Daniel Becker, especialista em Regulação de Novas Tecnologias, destaca o impacto da decisão na moderação de conteúdo pelas plataformas. “A criação da responsabilidade objetiva mesmo em atividades como personalização de feeds levanta preocupações sobre censura privada e subjetividade na definição de conteúdos ilícitos. Além disso, o apelo midiático do voto ignora aspectos técnicos e legais fundamentais, comprometendo a segurança jurídica.”
Na visão de Thiago Bento dos Santos, advogado especializado em direito digital, a proposta traz novos desafios. “Ao determinar a remoção de conteúdo mediante notificação extrajudicial, abre espaço para que conteúdos não necessariamente infringentes sejam removidos. Nesse caso, podemos ter a medida utilizada indevidamente para manipular o conteúdo das redes.”
Ativismo judicial e separação de poderes
Vários especialistas criticaram o ativismo judicial observado na decisão do STF. João Fábio Azevedo, do Moraes Pitombo Advogados, observa que a decisão levanta sérias preocupações sobre o avanço do Poder Judiciário em matérias de competência do Poder Legislativo. “Questões de grande complexidade e impacto social, como essas, deveriam ser objeto de um projeto de lei.”
Anderson Araújo, advogado da Goulart Penteado Advogados, argumenta que a mudança desloca o equilíbrio entre princípios constitucionais. “O maior risco desta consolidação é o aumento de solicitações de remoção de conteúdos baseadas em alegações genéricas de violação à honra e imagem, especialmente durante o período eleitoral.”

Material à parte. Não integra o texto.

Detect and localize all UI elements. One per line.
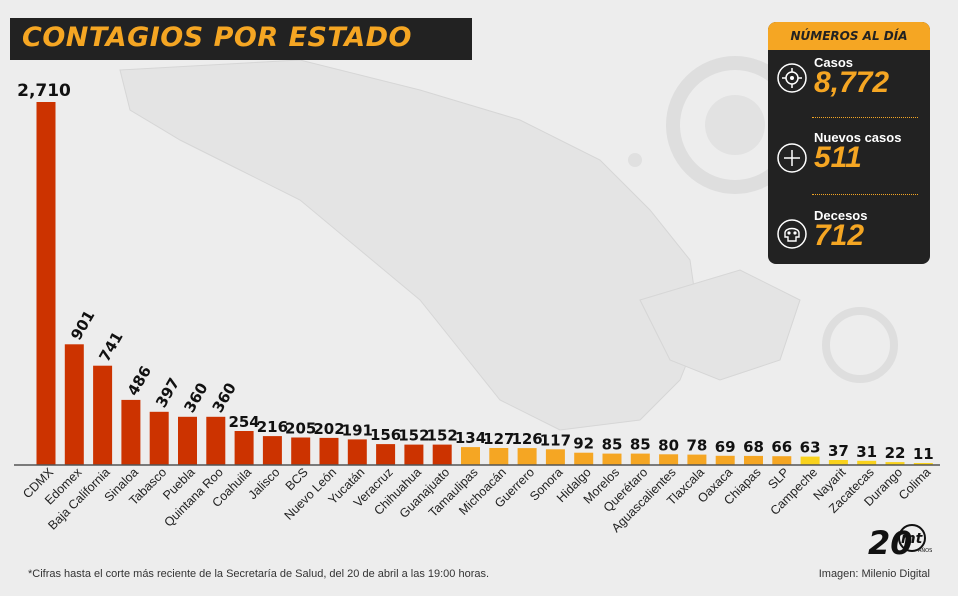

Os advogados também questionam a viabilidade prática das novas regras. “Exigir que as plataformas fiscalizem a obediência a termos subjetivos pode acarretar em análises incorretas. Atualmente, a inteligência artificial disponível não é capaz de realizar uma moderação tão subjetiva”, analisa Ana Luíza Kadi.
“Após uma década de vigência do Marco Civil, o tratamento benéfico dado às plataformas já não se justifica. No entanto, é imprescindível que mudanças estruturais sejam conduzidas pelo Legislativo e não apenas pelo Judiciário, garantindo ampla discussão democrática”, avalia João Fábio Azevedo e Azeredo.

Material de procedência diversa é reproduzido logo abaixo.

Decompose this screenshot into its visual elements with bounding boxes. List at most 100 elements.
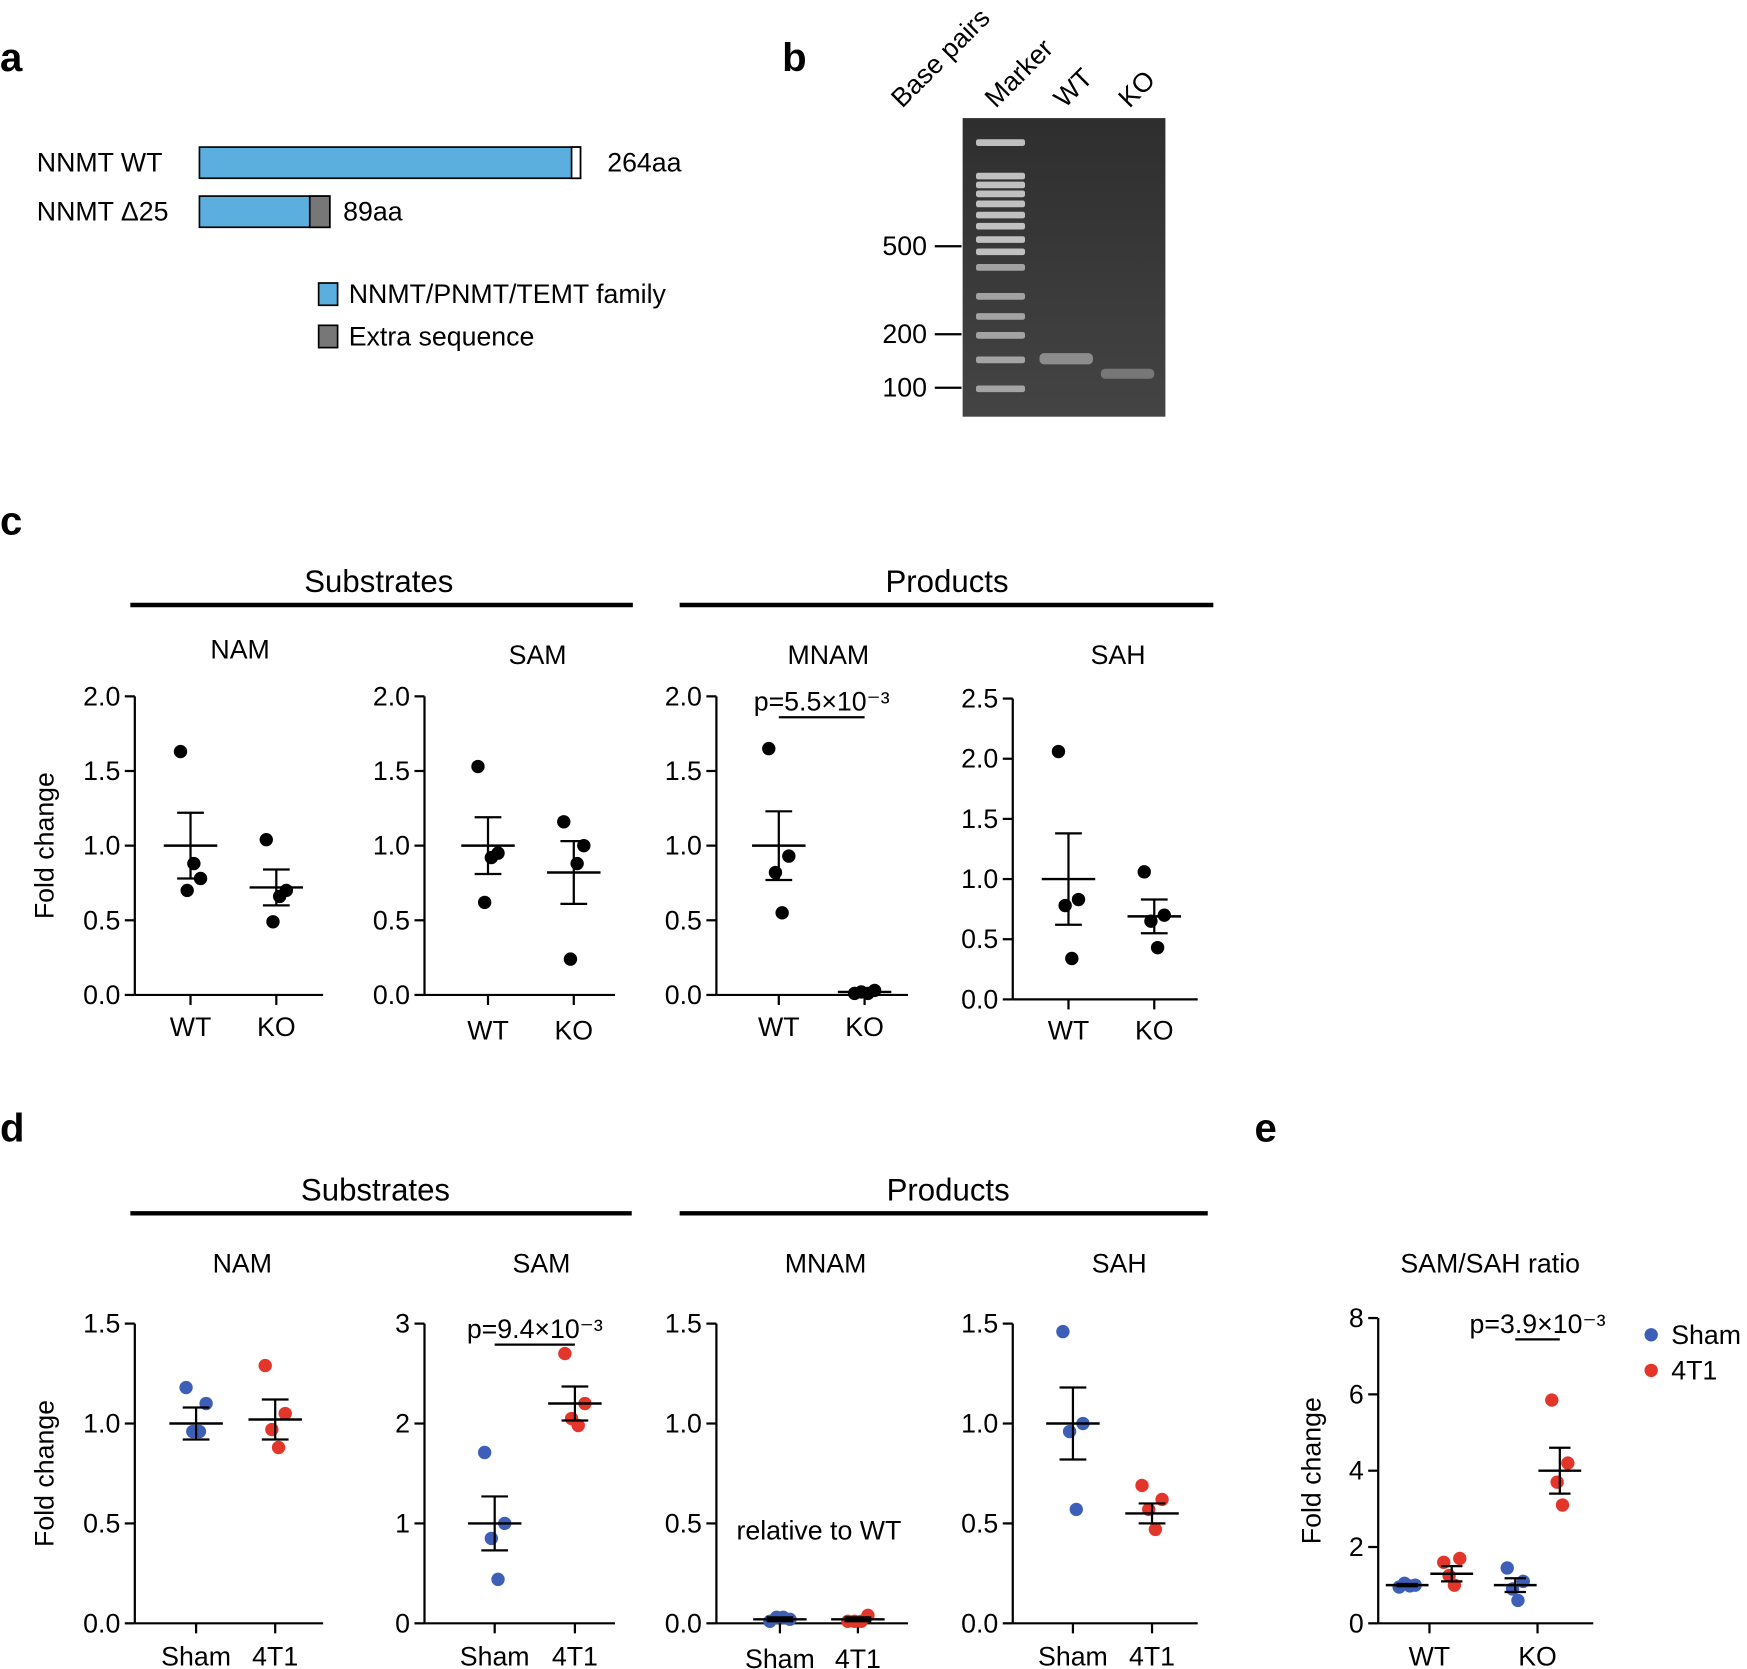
protein-end bbox=[570, 146, 582, 180]
ladder-band bbox=[976, 222, 1026, 230]
x-tick-label: WT bbox=[1409, 1642, 1451, 1669]
p-value: p=5.5×10⁻³ bbox=[754, 687, 890, 717]
panel-label: b bbox=[782, 36, 807, 80]
panel-label: e bbox=[1255, 1107, 1277, 1151]
x-tick-label: Sham bbox=[745, 1644, 815, 1669]
sem-bar bbox=[1441, 1564, 1463, 1583]
x-tick-label: KO bbox=[257, 1012, 296, 1042]
data-point bbox=[782, 849, 796, 863]
ladder-band bbox=[976, 313, 1026, 320]
lane-label: KO bbox=[1112, 65, 1161, 114]
y-tick-label: 0.0 bbox=[961, 984, 998, 1014]
p-value: p=3.9×10⁻³ bbox=[1470, 1309, 1606, 1339]
y-tick-label: 1.5 bbox=[961, 804, 998, 834]
sem-bar bbox=[1059, 1386, 1087, 1461]
sem-bar bbox=[561, 1385, 589, 1422]
data-point bbox=[1545, 1393, 1559, 1407]
legend-label: 4T1 bbox=[1671, 1355, 1717, 1385]
panel-label: c bbox=[0, 499, 22, 543]
sem-bar bbox=[1138, 1502, 1166, 1525]
section-header: Substrates bbox=[301, 1172, 450, 1207]
y-axis-label: Fold change bbox=[30, 772, 60, 919]
protein-bar bbox=[198, 195, 331, 229]
data-point bbox=[1453, 1551, 1467, 1566]
x-tick-label: Sham bbox=[161, 1642, 231, 1669]
lane-header: Base pairs bbox=[885, 3, 995, 113]
x-tick-label: WT bbox=[170, 1012, 212, 1042]
y-tick-label: 1.0 bbox=[83, 1409, 120, 1439]
ladder-band bbox=[976, 139, 1026, 146]
protein-name: NNMT WT bbox=[37, 148, 163, 178]
size-label: 500 bbox=[882, 231, 927, 261]
note: relative to WT bbox=[737, 1515, 902, 1545]
ladder-band bbox=[976, 172, 1026, 180]
y-tick-label: 0 bbox=[395, 1608, 410, 1638]
legend-swatch bbox=[317, 324, 339, 349]
y-tick-label: 4 bbox=[1349, 1456, 1364, 1486]
data-point bbox=[484, 850, 499, 865]
section-header: Products bbox=[887, 1172, 1010, 1207]
x-tick-label: Sham bbox=[1038, 1642, 1108, 1669]
size-label: 100 bbox=[882, 373, 927, 403]
y-tick-label: 0.0 bbox=[665, 1608, 702, 1638]
data-point bbox=[187, 856, 201, 871]
chart-title: SAH bbox=[1092, 1248, 1147, 1278]
x-tick-label: WT bbox=[758, 1012, 800, 1042]
data-point bbox=[180, 883, 194, 898]
protein-length: 89aa bbox=[343, 197, 403, 227]
y-tick-label: 2.0 bbox=[83, 681, 120, 711]
data-point bbox=[1500, 1561, 1514, 1575]
lane-label: Marker bbox=[979, 33, 1059, 113]
ladder-band bbox=[976, 264, 1026, 271]
data-point bbox=[762, 741, 776, 756]
x-tick-label: 4T1 bbox=[835, 1644, 881, 1669]
section-header: Substrates bbox=[304, 564, 453, 599]
sem-bar bbox=[1055, 832, 1082, 926]
y-tick-label: 1.0 bbox=[961, 1409, 998, 1439]
data-point bbox=[265, 1422, 279, 1437]
y-tick-label: 1.5 bbox=[961, 1309, 998, 1339]
size-label: 200 bbox=[882, 319, 927, 349]
data-point bbox=[477, 895, 492, 910]
data-point bbox=[1555, 1498, 1570, 1512]
y-tick-label: 0 bbox=[1349, 1608, 1364, 1638]
y-tick-label: 1.5 bbox=[665, 1309, 702, 1339]
y-tick-label: 1.0 bbox=[961, 864, 998, 894]
x-tick-label: 4T1 bbox=[252, 1642, 298, 1669]
protein-length: 264aa bbox=[607, 148, 681, 178]
chart-title: NAM bbox=[210, 635, 269, 665]
y-tick-label: 1.5 bbox=[83, 756, 120, 786]
data-point bbox=[192, 1424, 207, 1439]
data-point bbox=[1062, 1424, 1077, 1439]
y-tick-label: 0.5 bbox=[961, 1508, 998, 1538]
data-point bbox=[1150, 940, 1165, 955]
chart-title: SAM/SAH ratio bbox=[1400, 1248, 1580, 1278]
ladder-band bbox=[976, 181, 1026, 189]
data-point bbox=[571, 1418, 585, 1433]
data-point bbox=[1148, 1522, 1163, 1537]
x-tick-label: 4T1 bbox=[552, 1642, 598, 1669]
data-point bbox=[558, 1346, 572, 1361]
y-tick-label: 2.0 bbox=[665, 681, 702, 711]
y-tick-label: 0.5 bbox=[961, 924, 998, 954]
sem-bar bbox=[766, 1616, 794, 1623]
data-point bbox=[491, 1572, 505, 1587]
x-tick-label: KO bbox=[1518, 1642, 1557, 1669]
chart-title: MNAM bbox=[788, 640, 870, 670]
legend-label: Extra sequence bbox=[349, 321, 535, 351]
panel-label: a bbox=[0, 36, 23, 80]
y-tick-label: 1.0 bbox=[373, 831, 410, 861]
data-point bbox=[577, 838, 591, 853]
y-tick-label: 0.5 bbox=[665, 905, 702, 935]
y-tick-label: 1.0 bbox=[665, 831, 702, 861]
data-point bbox=[1511, 1593, 1525, 1608]
ladder-band bbox=[976, 356, 1026, 364]
y-tick-label: 2.0 bbox=[961, 744, 998, 774]
x-tick-label: 4T1 bbox=[1129, 1642, 1175, 1669]
data-point bbox=[563, 952, 578, 966]
sem-bar bbox=[1504, 1577, 1526, 1594]
x-tick-label: KO bbox=[1135, 1016, 1174, 1046]
y-tick-label: 0.0 bbox=[83, 980, 120, 1010]
data-point bbox=[1069, 1502, 1083, 1517]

O julgamento será retomado no dia 11 de dezembro, com os votos de outros dez ministros. Se a posição de Toffoli for majoritária, o Congresso terá o desafio de criar uma legislação específica sobre violência digital e desinformação em até 18 meses.
Independentemente do desfecho, o julgamento no STF reflete um momento de transformação no Brasil, em que a sociedade busca respostas para os desafios de um mundo cada vez mais digital. O futuro das redes sociais no país pode ser redesenhado, em um esforço de equilibrar liberdade, segurança e responsabilidade.